Segala puji bagi Allah, dan shalawat serta salam semoga tetap tercurahkan kepada Rasulullah beserta keluarga dan para shahabat beliau.
Para ulama sepakat bahwa mathla' (tempat terbitnya) hilal memang berbeda-beda, dan itu adalah sesuatu yang sudah diketahui secara indrawi maupun akal (logika). Hanya saja, mereka berbeda pendapat apakah perbedaan tempat itu berpengaruh dalam menentukan awal dan akhir puasa Ramadhân atau tidak. Ada dua pendapat dalam hal ini. Sebagian ulama memandang bahwa perbedaan mathla' mempengaruhi penentuan awal puasa Ramadhân, dan setiap negara memiliki rukyatnya masing-masing. Sebagian lain memandang tidak demikian, sehingga apabila hilal sudah terlihat di sebuah daerah maka umat Islam di negara manapun wajib memulai puasa.

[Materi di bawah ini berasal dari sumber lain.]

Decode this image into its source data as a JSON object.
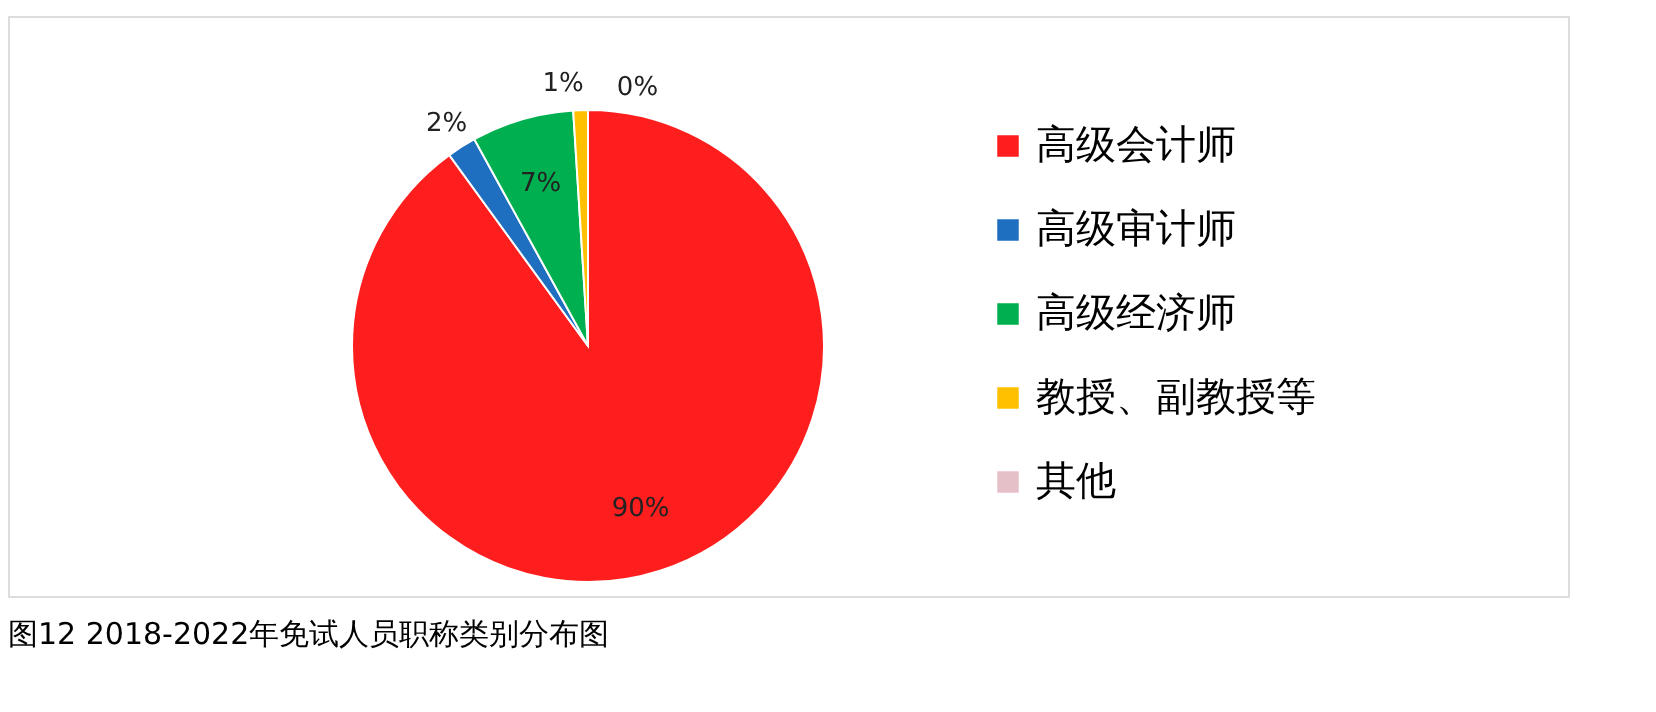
{
  "chart_data": {
    "type": "pie",
    "title": "图12  2018-2022年免试人员职称类别分布图",
    "categories": [
      "高级会计师",
      "高级审计师",
      "高级经济师",
      "教授、副教授等",
      "其他"
    ],
    "values": [
      90,
      2,
      7,
      1,
      0
    ],
    "colors": [
      "#fe1e1e",
      "#1f6fc0",
      "#00b050",
      "#ffc000",
      "#e6c0c8"
    ],
    "value_labels": [
      "90%",
      "2%",
      "7%",
      "1%",
      "0%"
    ],
    "legend": "right"
  }
}
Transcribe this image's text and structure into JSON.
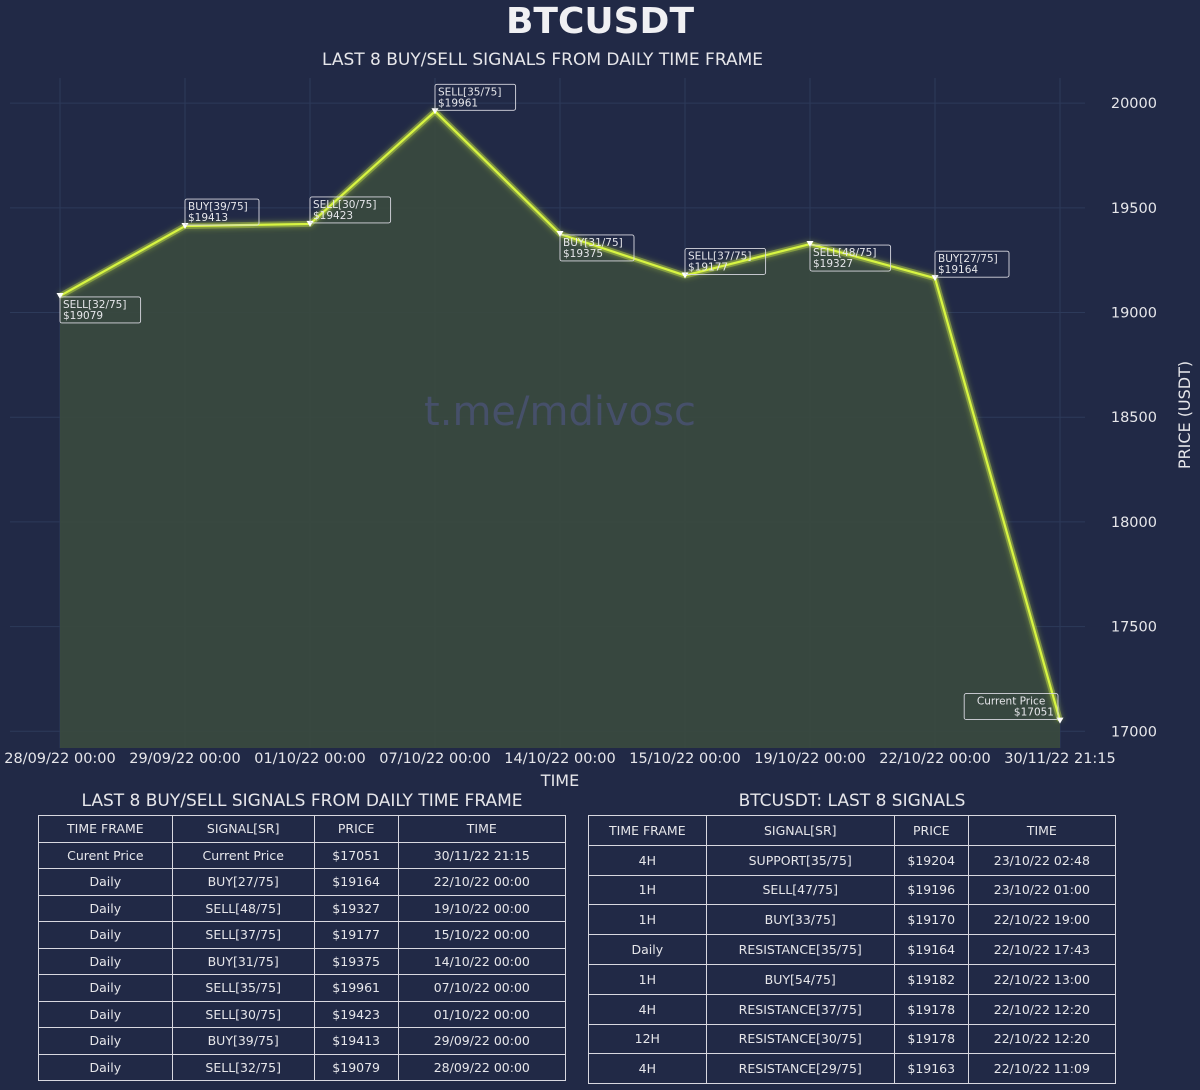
{
  "title": "BTCUSDT",
  "subtitle": "LAST 8 BUY/SELL SIGNALS FROM DAILY TIME FRAME",
  "watermark": "t.me/mdivosc",
  "colors": {
    "background": "#212946",
    "line": "#d8f542",
    "fill": "#3a4a3e",
    "grid": "#2d3a5a",
    "text": "#e6e6ea"
  },
  "chart_data": {
    "type": "line",
    "xlabel": "TIME",
    "ylabel": "PRICE (USDT)",
    "ylim": [
      16920,
      20120
    ],
    "yticks": [
      17000,
      17500,
      18000,
      18500,
      19000,
      19500,
      20000
    ],
    "grid": true,
    "categories": [
      "28/09/22 00:00",
      "29/09/22 00:00",
      "01/10/22 00:00",
      "07/10/22 00:00",
      "14/10/22 00:00",
      "15/10/22 00:00",
      "19/10/22 00:00",
      "22/10/22 00:00",
      "30/11/22 21:15"
    ],
    "values": [
      19079,
      19413,
      19423,
      19961,
      19375,
      19177,
      19327,
      19164,
      17051
    ],
    "annotations": [
      {
        "signal": "SELL[32/75]",
        "price": "$19079",
        "side": "below"
      },
      {
        "signal": "BUY[39/75]",
        "price": "$19413",
        "side": "above"
      },
      {
        "signal": "SELL[30/75]",
        "price": "$19423",
        "side": "above"
      },
      {
        "signal": "SELL[35/75]",
        "price": "$19961",
        "side": "above"
      },
      {
        "signal": "BUY[31/75]",
        "price": "$19375",
        "side": "below"
      },
      {
        "signal": "SELL[37/75]",
        "price": "$19177",
        "side": "above"
      },
      {
        "signal": "SELL[48/75]",
        "price": "$19327",
        "side": "below"
      },
      {
        "signal": "BUY[27/75]",
        "price": "$19164",
        "side": "above"
      },
      {
        "signal": "Current Price",
        "price": "$17051",
        "side": "above-left"
      }
    ]
  },
  "left_table": {
    "title": "LAST 8 BUY/SELL SIGNALS FROM DAILY TIME FRAME",
    "headers": [
      "TIME FRAME",
      "SIGNAL[SR]",
      "PRICE",
      "TIME"
    ],
    "rows": [
      [
        "Curent Price",
        "Current Price",
        "$17051",
        "30/11/22 21:15"
      ],
      [
        "Daily",
        "BUY[27/75]",
        "$19164",
        "22/10/22 00:00"
      ],
      [
        "Daily",
        "SELL[48/75]",
        "$19327",
        "19/10/22 00:00"
      ],
      [
        "Daily",
        "SELL[37/75]",
        "$19177",
        "15/10/22 00:00"
      ],
      [
        "Daily",
        "BUY[31/75]",
        "$19375",
        "14/10/22 00:00"
      ],
      [
        "Daily",
        "SELL[35/75]",
        "$19961",
        "07/10/22 00:00"
      ],
      [
        "Daily",
        "SELL[30/75]",
        "$19423",
        "01/10/22 00:00"
      ],
      [
        "Daily",
        "BUY[39/75]",
        "$19413",
        "29/09/22 00:00"
      ],
      [
        "Daily",
        "SELL[32/75]",
        "$19079",
        "28/09/22 00:00"
      ]
    ]
  },
  "right_table": {
    "title": "BTCUSDT: LAST 8 SIGNALS",
    "headers": [
      "TIME FRAME",
      "SIGNAL[SR]",
      "PRICE",
      "TIME"
    ],
    "rows": [
      [
        "4H",
        "SUPPORT[35/75]",
        "$19204",
        "23/10/22 02:48"
      ],
      [
        "1H",
        "SELL[47/75]",
        "$19196",
        "23/10/22 01:00"
      ],
      [
        "1H",
        "BUY[33/75]",
        "$19170",
        "22/10/22 19:00"
      ],
      [
        "Daily",
        "RESISTANCE[35/75]",
        "$19164",
        "22/10/22 17:43"
      ],
      [
        "1H",
        "BUY[54/75]",
        "$19182",
        "22/10/22 13:00"
      ],
      [
        "4H",
        "RESISTANCE[37/75]",
        "$19178",
        "22/10/22 12:20"
      ],
      [
        "12H",
        "RESISTANCE[30/75]",
        "$19178",
        "22/10/22 12:20"
      ],
      [
        "4H",
        "RESISTANCE[29/75]",
        "$19163",
        "22/10/22 11:09"
      ]
    ]
  }
}
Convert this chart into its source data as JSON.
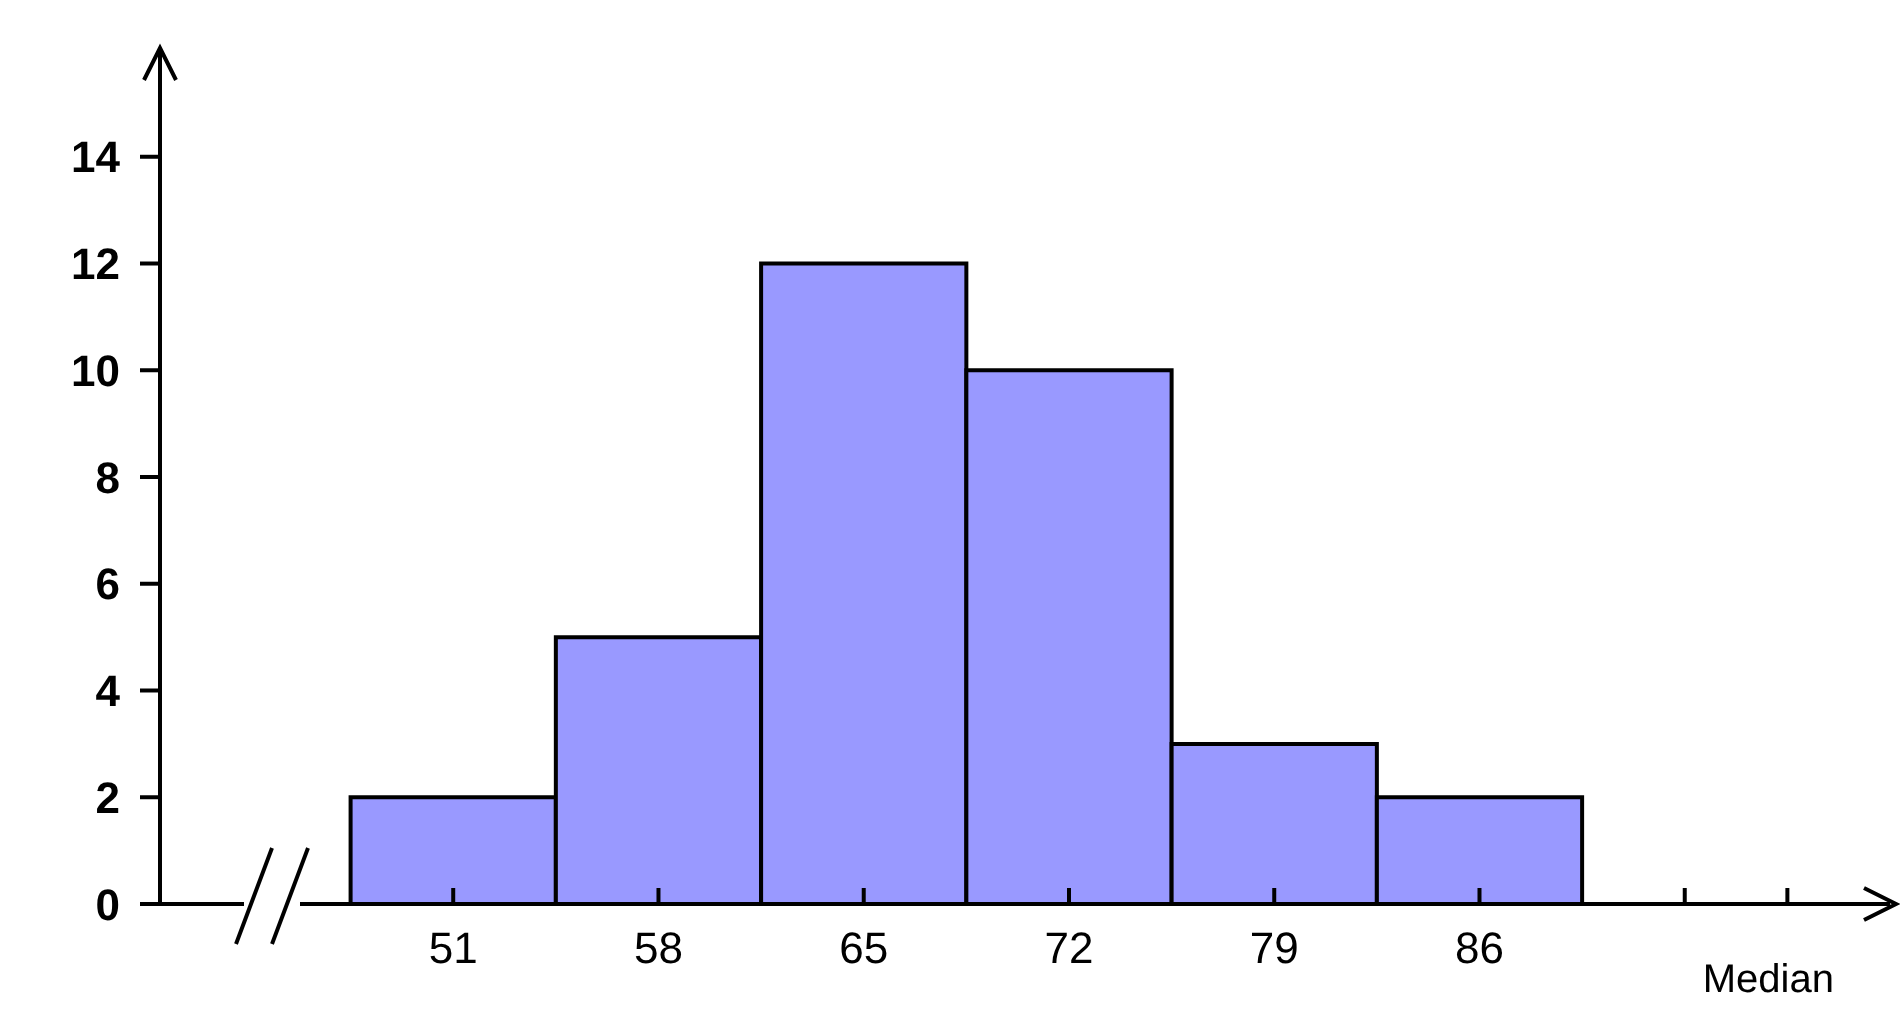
{
  "chart_data": {
    "type": "histogram",
    "xlabel": "Median",
    "bins": [
      47.5,
      54.5,
      61.5,
      68.5,
      75.5,
      82.5,
      89.5
    ],
    "values": [
      2,
      5,
      12,
      10,
      3,
      2
    ],
    "color": "#9999ff",
    "xlim": [
      41,
      100
    ],
    "xticks": [
      51,
      58,
      65,
      72,
      79,
      86,
      {
        "value": 93,
        "label": null
      },
      {
        "value": 96.5,
        "label": null
      }
    ],
    "ylim": [
      0,
      16
    ],
    "yticks": [
      0,
      2,
      4,
      6,
      8,
      10,
      12,
      14
    ],
    "grid": false
  }
}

Masing-masing kelompok ini mendasarkan pendapat mereka kepada dalil-dalil dari Al-Quran, sunnah, dan qiyas. Dan ini termasuk permasalahan-permasalahan ijtihâdiyyah yang menjadi medan perbedaan pendapat para ulama mujtahid. Tetapi seperti yang kita ketahui, hukum seorang penguasa muslim dapat menyelesaikan perbedaan pendapat dalam masalah-masalah ijtihad. Dengan demikian, apabila pemerintah suatu negara memandang bahwa perbedaan mathla' tidak dijadikan pegangan (tidak berpengaruh terhadap awal puasa) atau sebaliknya dijadikan pegangan di negara itu, maka selesailah perbedaan pendapat, dan seluruh penduduk negara itu wajib mentaatinya, demi menjaga persatuan dalam waktu puasa dan Hari Raya mereka.
Standar yang dijadikan pertimbangan bukan fakta bahwa batas-batas negara itu merupakan buatan penjajah, tetapi yang perlu dipertimbangkan adalah kenyataan hidup yang kita alami sekarang. Apabila ada penguasa yang memerintah suatu negara sehingga menjadi pemegang kebijakan yang tidak terbantahkan di sana, maka seluruh Kaum Muslimin wajib mentaatinya dalam kebaikan, dan haram untuk berbeda dari para penduduk yang lain.
Kita berdoa semoga Allah—Subhânahu wa Ta`âlâ—menyatukan seluruh Kaum Muslimin dalam satu kata.